Period spot checks are also very common — almost one or two stories will pop up in every 10 stories submitted. There is one submission where the victim shared how she was humiliated in a morning assembly, together with a few more female students because their periods were in sync, as they were paraded as liars by an ustazah in the school.
There are a few things that I noticed from running this Instagram page:
(1) There's a common pattern shared by these stories: survivors who tried to seek help were dismissed by the authority (parents, teachers or counsellors). On the other hand, the victims faced backlash either by teachers, other students or the entire school.
(2) There are very few incidents where the victims were empowered by their teachers or parents, which is very worrying. There are also a lot of survivors who never talked about [the incidents] at all, not even to their parents, and the platform was therefore the first to hear their stories.
(3) Figures of authority come in multiple forms at school: they could be a teacher, principal, hostel warden, and even school guards, van drivers, and canteen staff.

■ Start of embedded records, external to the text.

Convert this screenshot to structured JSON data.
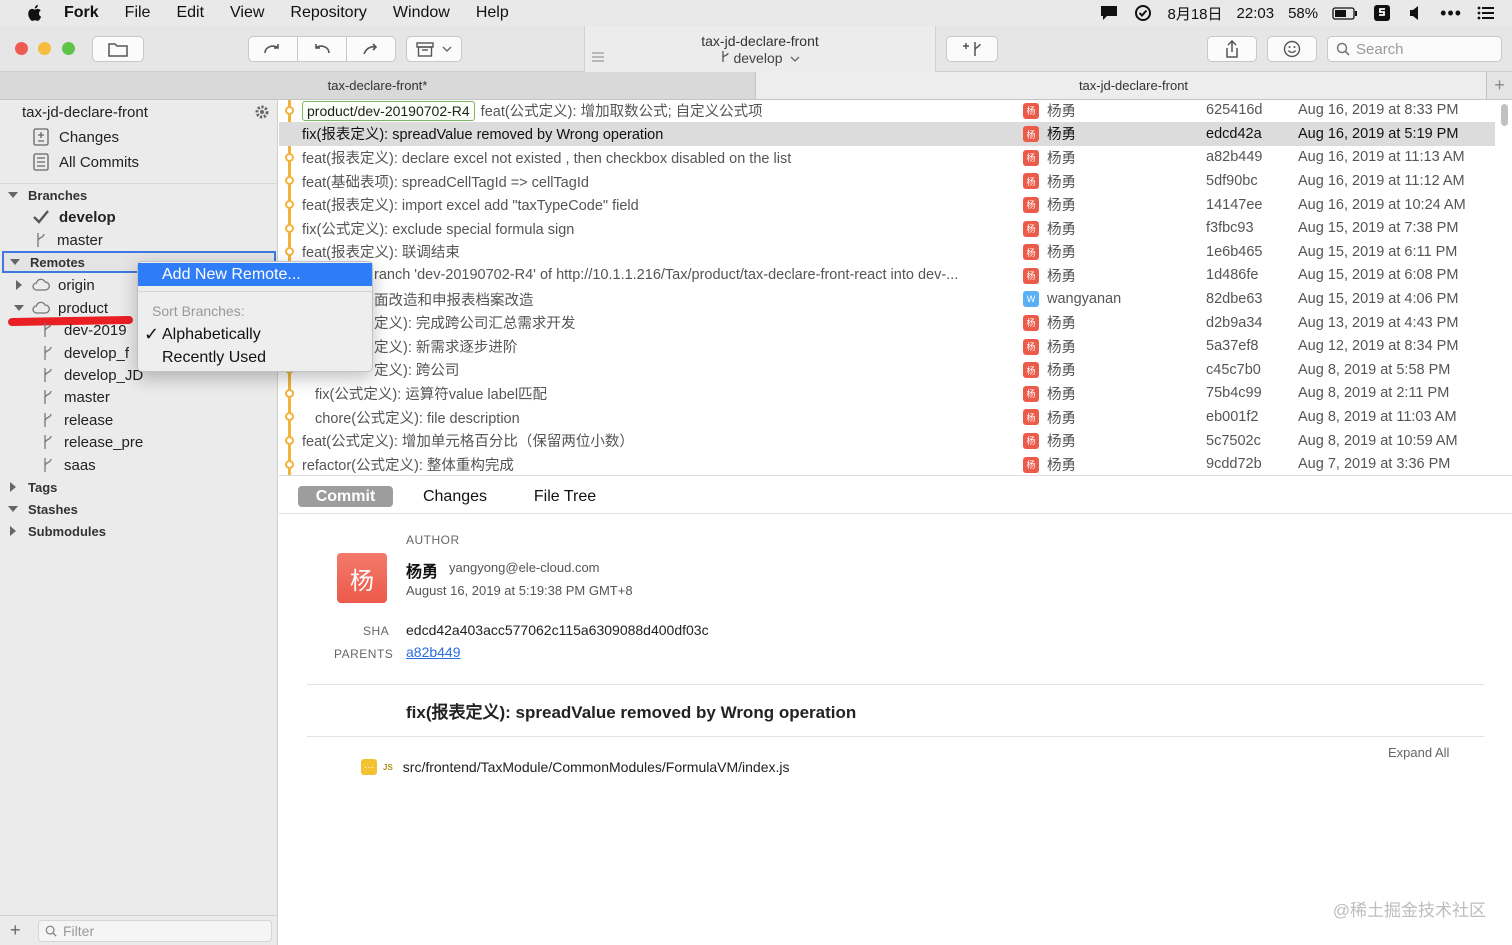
{
  "menubar": {
    "app_name": "Fork",
    "items": [
      "File",
      "Edit",
      "View",
      "Repository",
      "Window",
      "Help"
    ],
    "status": {
      "date": "8月18日",
      "time": "22:03",
      "battery": "58%"
    }
  },
  "toolbar": {
    "repo_title": "tax-jd-declare-front",
    "branch": "develop",
    "search_placeholder": "Search"
  },
  "tabs": [
    {
      "label": "tax-declare-front*"
    },
    {
      "label": "tax-jd-declare-front"
    }
  ],
  "sidebar": {
    "repo_name": "tax-jd-declare-front",
    "changes": "Changes",
    "all_commits": "All Commits",
    "branches_header": "Branches",
    "branches": [
      "develop",
      "master"
    ],
    "remotes_header": "Remotes",
    "remotes": [
      "origin",
      "product"
    ],
    "product_branches": [
      "dev-2019",
      "develop_f",
      "develop_JD",
      "master",
      "release",
      "release_pre",
      "saas"
    ],
    "tags_header": "Tags",
    "stashes_header": "Stashes",
    "submodules_header": "Submodules",
    "filter_placeholder": "Filter"
  },
  "context_menu": {
    "add_remote": "Add New Remote...",
    "sort_label": "Sort Branches:",
    "alphabetically": "Alphabetically",
    "recently_used": "Recently Used"
  },
  "commits": [
    {
      "tag": "product/dev-20190702-R4",
      "message": "feat(公式定义): 增加取数公式; 自定义公式项",
      "author": "杨勇",
      "avatar": "杨",
      "sha": "625416d",
      "date": "Aug 16, 2019 at 8:33 PM"
    },
    {
      "message": "fix(报表定义): spreadValue removed by Wrong operation",
      "author": "杨勇",
      "avatar": "杨",
      "sha": "edcd42a",
      "date": "Aug 16, 2019 at 5:19 PM"
    },
    {
      "message": "feat(报表定义): declare excel not existed , then checkbox disabled on the list",
      "author": "杨勇",
      "avatar": "杨",
      "sha": "a82b449",
      "date": "Aug 16, 2019 at 11:13 AM"
    },
    {
      "message": "feat(基础表项): spreadCellTagId => cellTagId",
      "author": "杨勇",
      "avatar": "杨",
      "sha": "5df90bc",
      "date": "Aug 16, 2019 at 11:12 AM"
    },
    {
      "message": "feat(报表定义): import excel add \"taxTypeCode\" field",
      "author": "杨勇",
      "avatar": "杨",
      "sha": "14147ee",
      "date": "Aug 16, 2019 at 10:24 AM"
    },
    {
      "message": "fix(公式定义): exclude special formula sign",
      "author": "杨勇",
      "avatar": "杨",
      "sha": "f3fbc93",
      "date": "Aug 15, 2019 at 7:38 PM"
    },
    {
      "message": "feat(报表定义): 联调结束",
      "author": "杨勇",
      "avatar": "杨",
      "sha": "1e6b465",
      "date": "Aug 15, 2019 at 6:11 PM"
    },
    {
      "message": "ranch 'dev-20190702-R4' of http://10.1.1.216/Tax/product/tax-declare-front-react into dev-...",
      "author": "杨勇",
      "avatar": "杨",
      "sha": "1d486fe",
      "date": "Aug 15, 2019 at 6:08 PM"
    },
    {
      "message": "面改造和申报表档案改造",
      "author": "wangyanan",
      "avatar": "W",
      "sha": "82dbe63",
      "date": "Aug 15, 2019 at 4:06 PM"
    },
    {
      "message": "定义): 完成跨公司汇总需求开发",
      "author": "杨勇",
      "avatar": "杨",
      "sha": "d2b9a34",
      "date": "Aug 13, 2019 at 4:43 PM"
    },
    {
      "message": "定义): 新需求逐步进阶",
      "author": "杨勇",
      "avatar": "杨",
      "sha": "5a37ef8",
      "date": "Aug 12, 2019 at 8:34 PM"
    },
    {
      "message": "定义): 跨公司",
      "author": "杨勇",
      "avatar": "杨",
      "sha": "c45c7b0",
      "date": "Aug 8, 2019 at 5:58 PM"
    },
    {
      "message": "fix(公式定义): 运算符value label匹配",
      "author": "杨勇",
      "avatar": "杨",
      "sha": "75b4c99",
      "date": "Aug 8, 2019 at 2:11 PM"
    },
    {
      "message": "chore(公式定义): file description",
      "author": "杨勇",
      "avatar": "杨",
      "sha": "eb001f2",
      "date": "Aug 8, 2019 at 11:03 AM"
    },
    {
      "message": "feat(公式定义): 增加单元格百分比（保留两位小数）",
      "author": "杨勇",
      "avatar": "杨",
      "sha": "5c7502c",
      "date": "Aug 8, 2019 at 10:59 AM"
    },
    {
      "message": "refactor(公式定义): 整体重构完成",
      "author": "杨勇",
      "avatar": "杨",
      "sha": "9cdd72b",
      "date": "Aug 7, 2019 at 3:36 PM"
    }
  ],
  "detail": {
    "tabs": [
      "Commit",
      "Changes",
      "File Tree"
    ],
    "author_label": "AUTHOR",
    "avatar": "杨",
    "author_name": "杨勇",
    "author_email": "yangyong@ele-cloud.com",
    "author_date": "August 16, 2019 at 5:19:38 PM GMT+8",
    "sha_label": "SHA",
    "sha": "edcd42a403acc577062c115a6309088d400df03c",
    "parents_label": "PARENTS",
    "parent": "a82b449",
    "message": "fix(报表定义): spreadValue removed by Wrong operation",
    "expand_all": "Expand All",
    "file_badge": "JS",
    "file_path": "src/frontend/TaxModule/CommonModules/FormulaVM/index.js"
  },
  "watermark": "@稀土掘金技术社区",
  "colors": {
    "accent": "#2f7df6",
    "graph": "#f3b33a",
    "avatar_red": "#ec5a4a",
    "avatar_blue": "#5ab0f5",
    "tag_border": "#7bb661"
  }
}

(4) There is a tremendous lack of bodily autonomy among the students, as the adults always act in an authoritarian manner towards them (e.g. period spot checks, because unless it is proven otherwise, the students are lying).
(5) The current school environment is not listening to the students enough; most of the time it appears that the schools care more for their reputation instead of the students’ well-being.
(6) Perpetrators usually get away very easily.
I will continue highlighting these stories and offering my page for survivors to share their stories so that, at the very least, they know they are not alone.